KABİR SORUSU VE AZÂBI (1)
Cuma, 18 Ağustos 2017 00:00

KABİR SORUSU VE AZÂBI (1)*

Sahîh hadîs mecmualarında kabir sorusundan ve kabir azabından söz edilir. Fakat Kur’ân-ı Kerîm'den ve hadîslerden, bu soru ve azabın, cesede değil, ruha olacağı anlaşılmaktadır. Buhârî, Müslim, Nesâ'î ve İbn Hanbel'in rivayet ettikleri hadîste: Kabre konulan ölüye, iki meleğin gelip Rabbinin ve peygamberinin kim olduğu hakkında soru soracakları anlatılır, fakat meleklerin adından söz edilmez (Buhârî, Cenâiz, azâbu'lkabr).

Yalnız Tirmîzi'nin rivayet ettiği ve garip olarak nitelediği hadîste bu meleklerin birinin Münker, diğerinin Nekîr adlı iki siyah, çakır gözlü melek oldukları belirtilmiştir (Tirmizî, Cenâiz, 70).

Sorgu meleklerinin, Münker ve Nekîr (Çirkin, tanınmaz, inkârcı) adını taşıdıkları, tartışma konusudur. Mu'tezilenin çoğunluğu, Allah'ın meleklerine Münker ve Nekîr adının verilemeye-ceğini söylemiştir. Yâni, sorgu meleklerinin Münker ve Nekîr adını taşıdıkları hususu, üzerinde birleşilmiş bir konu değildir. Mu'tezileye göre Münker, sorgu sırasında ölünün tereddüdü, Nekîr de meleklerin onu azarlayıp rezîl etmesidir (Kitâbu'r-Rûh, s. 70-71).

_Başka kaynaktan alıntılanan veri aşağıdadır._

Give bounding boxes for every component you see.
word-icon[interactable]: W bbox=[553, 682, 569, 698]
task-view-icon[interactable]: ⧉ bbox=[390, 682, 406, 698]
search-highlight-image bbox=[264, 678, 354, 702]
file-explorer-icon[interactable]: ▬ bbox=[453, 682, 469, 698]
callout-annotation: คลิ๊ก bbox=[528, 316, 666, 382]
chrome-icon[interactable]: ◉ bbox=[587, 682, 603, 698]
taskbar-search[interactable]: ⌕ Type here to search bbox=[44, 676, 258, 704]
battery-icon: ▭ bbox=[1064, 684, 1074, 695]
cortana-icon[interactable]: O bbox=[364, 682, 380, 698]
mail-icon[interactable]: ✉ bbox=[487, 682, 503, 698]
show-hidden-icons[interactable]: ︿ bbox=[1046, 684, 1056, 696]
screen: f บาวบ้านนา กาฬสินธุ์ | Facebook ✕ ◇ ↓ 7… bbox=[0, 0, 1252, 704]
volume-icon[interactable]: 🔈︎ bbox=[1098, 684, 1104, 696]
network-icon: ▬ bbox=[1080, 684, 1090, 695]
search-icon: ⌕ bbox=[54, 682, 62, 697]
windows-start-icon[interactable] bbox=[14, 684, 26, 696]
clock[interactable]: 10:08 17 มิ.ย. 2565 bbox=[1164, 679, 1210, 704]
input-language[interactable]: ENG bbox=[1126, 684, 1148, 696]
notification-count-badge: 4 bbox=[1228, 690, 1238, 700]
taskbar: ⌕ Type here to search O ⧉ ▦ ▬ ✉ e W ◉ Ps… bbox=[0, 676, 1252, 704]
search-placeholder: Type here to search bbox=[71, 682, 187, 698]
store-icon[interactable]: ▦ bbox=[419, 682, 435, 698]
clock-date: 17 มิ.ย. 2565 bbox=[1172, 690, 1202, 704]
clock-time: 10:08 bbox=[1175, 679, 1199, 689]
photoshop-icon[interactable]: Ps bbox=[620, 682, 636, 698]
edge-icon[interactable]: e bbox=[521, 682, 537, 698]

Kabir sorusu ve azabı vardır, fakat bu soru ve azap, bedene değil, ruhadır. Ölmüş insanın ruhu, tâ Kıyâmet'e kadar bir daha bedene dönmez. Öldükten sonra yakılan, yahut hayvanlar tarafından par­çalanıp yenen, yanıp kül olan, zerre zerre parçalanıp hiç cesedi kalmayan insanlar da vardır. Olmayan cesede ruhun gelip girmesi mümkün değildir. Kuruyan ağaç nasıl canlanmazsa, ölen insan da dünyada bir an için dahi olsa canlanmaz. Nitekim tekrar dünyaya döndürülmek istenen ruhlara yüce Allah, bunun olmayacağını bildirmiştir (Mü'minûn Sûresi: 99).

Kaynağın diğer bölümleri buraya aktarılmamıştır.